Rice is one of the world’s most versatile foods: You could eat a different rice dish every day for weeks without getting bored. If that sounds appealing, you might appreciate a great rice cooker, which can turn out perfect, plump grains with almost no effort. After more than 150 hours of research and testing, during which we’ve cooked approximately 275 pounds of rice, we recommend the Zojirushi Neuro Fuzzy NS-ZCC10 . It makes the best white rice, across all grain types, of any cooker we’ve tested, and it also turns out great brown rice.
Design elements like removable lids, handles on the inner pot, and durable nonstick surfaces make our top and upgrade picks especially pleasant to use (and clean).
Our top pick, the Zojirushi Neuro Fuzzy NS-ZCC10 , uses fuzzy logic to make up for human error. It produced great Jasmine rice even when we used 33% too much water.
Good rice cookers achieve the same texture throughout the entire batch—no waterlogged areas, uncooked centers, or browned crusts at the bottom of the pot.
Thanks to a computer chip that can sense things like moisture and temperature and can adjust cooking parameters to account for human error, the Zojirushi Neuro Fuzzy NS-ZCC10 makes great rice, even in situations where other cookers (including those with similar technology) produce starchy, congealed messes. It’s one of the most compact models we tested, its removable lid makes it easy to clean, and the inner pot has handles for easy lifting out of the machine. The Neuro Fuzzy’s only downside is its relative slowness: Unless you use the quick-cook setting, it takes at least 40 minutes to make a batch of white rice and over 90 minutes to make brown rice. But the rice you get from the Neuro Fuzzy is worth the wait.

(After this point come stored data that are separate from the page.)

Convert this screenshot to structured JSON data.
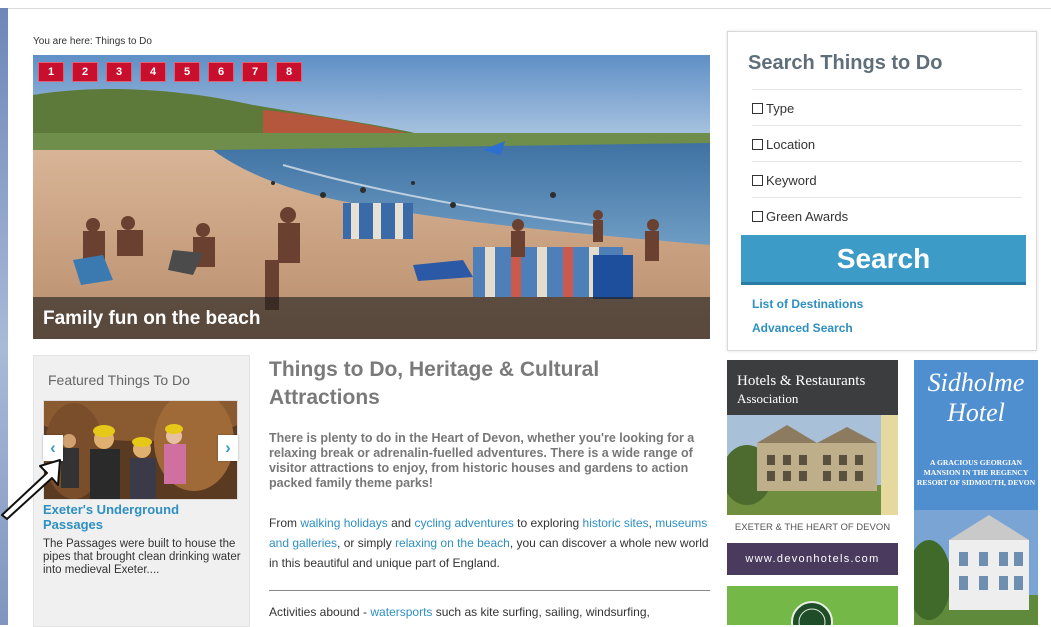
{
  "breadcrumb": "You are here: Things to Do",
  "slideshow": {
    "pages": [
      "1",
      "2",
      "3",
      "4",
      "5",
      "6",
      "7",
      "8"
    ],
    "caption": "Family fun on the beach"
  },
  "search_panel": {
    "title": "Search Things to Do",
    "filters": [
      "Type",
      "Location",
      "Keyword",
      "Green Awards"
    ],
    "button_label": "Search",
    "links": [
      "List of Destinations",
      "Advanced Search"
    ]
  },
  "featured": {
    "heading": "Featured Things To Do",
    "prev_label": "‹",
    "next_label": "›",
    "item_title": "Exeter's Underground Passages",
    "item_desc": "The Passages were built to house the pipes that brought clean drinking water into medieval Exeter...."
  },
  "main": {
    "heading": "Things to Do, Heritage & Cultural Attractions",
    "intro": "There is plenty to do in the Heart of Devon, whether you're looking for a relaxing break or adrenalin-fuelled adventures. There is a wide range of visitor attractions to enjoy, from historic houses and gardens to action packed family theme parks!",
    "para": {
      "t1": "From ",
      "link1": "walking holidays",
      "t2": " and ",
      "link2": "cycling adventures",
      "t3": " to exploring ",
      "link3": "historic sites",
      "t4": ", ",
      "link4": "museums and galleries",
      "t5": ", or simply ",
      "link5": "relaxing on the beach",
      "t6": ", you can discover a whole new world in this beautiful and unique part of England."
    },
    "activities": {
      "t1": "Activities abound - ",
      "link1": "watersports",
      "t2": " such as kite surfing, sailing, windsurfing,"
    }
  },
  "ads": {
    "hotels": {
      "name": "Hotels & Restaurants",
      "sub": "Association",
      "tagline": "EXETER & THE HEART OF DEVON",
      "website": "www.devonhotels.com"
    },
    "sidholme": {
      "name": "Sidholme Hotel",
      "copy": "A GRACIOUS GEORGIAN MANSION IN THE REGENCY RESORT OF SIDMOUTH, DEVON"
    }
  },
  "colors": {
    "accent_red": "#c8102e",
    "link_blue": "#2e8fc1",
    "search_button": "#3d9bc8",
    "heading_grey": "#7a7a7a"
  }
}
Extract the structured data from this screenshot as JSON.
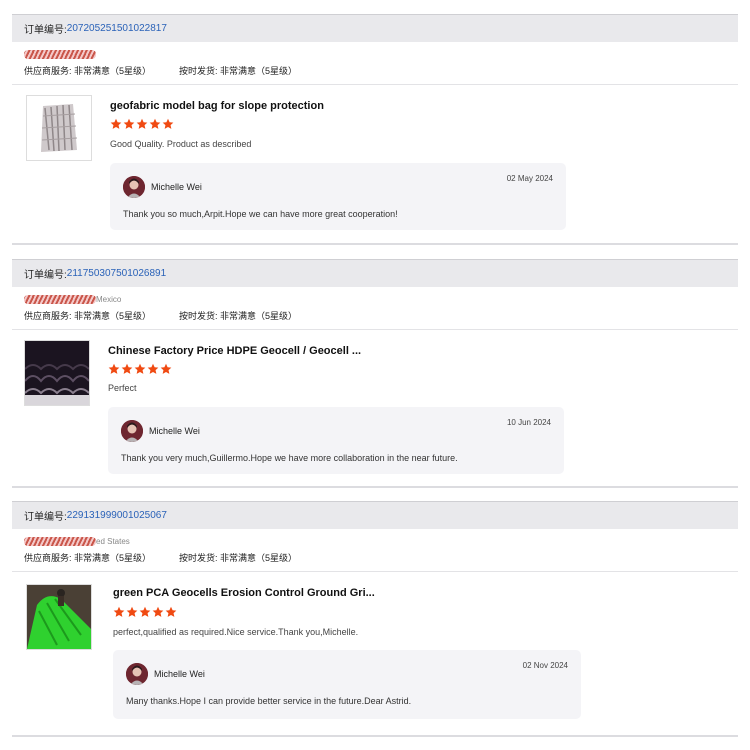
{
  "orders": [
    {
      "order_label": "订单编号:",
      "order_number": "207205251501022817",
      "buyer_suffix": "",
      "service_label": "供应商服务: 非常满意（5星级）",
      "shipping_label": "按时发货: 非常满意（5星级）",
      "product_title": "geofabric model bag for slope protection",
      "stars": 5,
      "review_text": "Good Quality. Product as described",
      "seller_name": "Michelle Wei",
      "reply_date": "02 May 2024",
      "reply_text": "Thank you so much,Arpit.Hope we can have more great cooperation!"
    },
    {
      "order_label": "订单编号:",
      "order_number": "211750307501026891",
      "buyer_suffix": "Mexico",
      "service_label": "供应商服务: 非常满意（5星级）",
      "shipping_label": "按时发货: 非常满意（5星级）",
      "product_title": "Chinese Factory Price HDPE Geocell / Geocell ...",
      "stars": 5,
      "review_text": "Perfect",
      "seller_name": "Michelle Wei",
      "reply_date": "10 Jun 2024",
      "reply_text": "Thank you very much,Guillermo.Hope we have more collaboration in the near future."
    },
    {
      "order_label": "订单编号:",
      "order_number": "229131999001025067",
      "buyer_suffix": "ed States",
      "service_label": "供应商服务: 非常满意（5星级）",
      "shipping_label": "按时发货: 非常满意（5星级）",
      "product_title": "green PCA Geocells Erosion Control Ground Gri...",
      "stars": 5,
      "review_text": "perfect,qualified as required.Nice service.Thank you,Michelle.",
      "seller_name": "Michelle Wei",
      "reply_date": "02 Nov 2024",
      "reply_text": "Many thanks.Hope I can provide better service in the future.Dear Astrid."
    }
  ],
  "colors": {
    "star": "#f04a12",
    "order_link": "#2a62b8",
    "header_bg": "#e9e9ec",
    "reply_bg": "#f4f4f7"
  },
  "icons": {
    "star": "star-icon",
    "avatar": "seller-avatar",
    "redaction": "redacted-buyer-name"
  }
}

The Cuckoo CRP-P1009 makes the best sushi rice of all the cookers we tested—chewy, distinctive grains that hold together perfectly. Because it’s a pressure cooker, it also delivers these results more quickly than the other rice cookers we tested. The Cuckoo is especially handy at cooking brown rice quickly, in some tests taking almost half the time it took the Zojirushi. However, you might need to tweak the amount of water in your recipe if you prefer softer brown rice—our batches came out quite al dente, though not unpleasantly so. And we think the pressurized cooking caused our delicate long-grain rice to come out a bit mushy. Because the Cuckoo is pricey and comes in only a 10-cup capacity, we recommend this cooker to people who want to cook short- or medium-grain white and brown rice often and in large batches.
The Hamilton Beach Rice and Hot Cereal Cooker makes good white rice very quickly—it’s a marvel considering its low cost. Although the results weren’t as tender or well separated as what we got from the Zojirushi or the Cuckoo, this model’s rice was better than that of many other higher-end models we tested. The Hamilton Beach is also faster than our top pick, capable of churning out a good batch of white rice in around 35 minutes. In addition, it sports modes for delayed cooking and brown rice—though our brown rice came out a little underdone.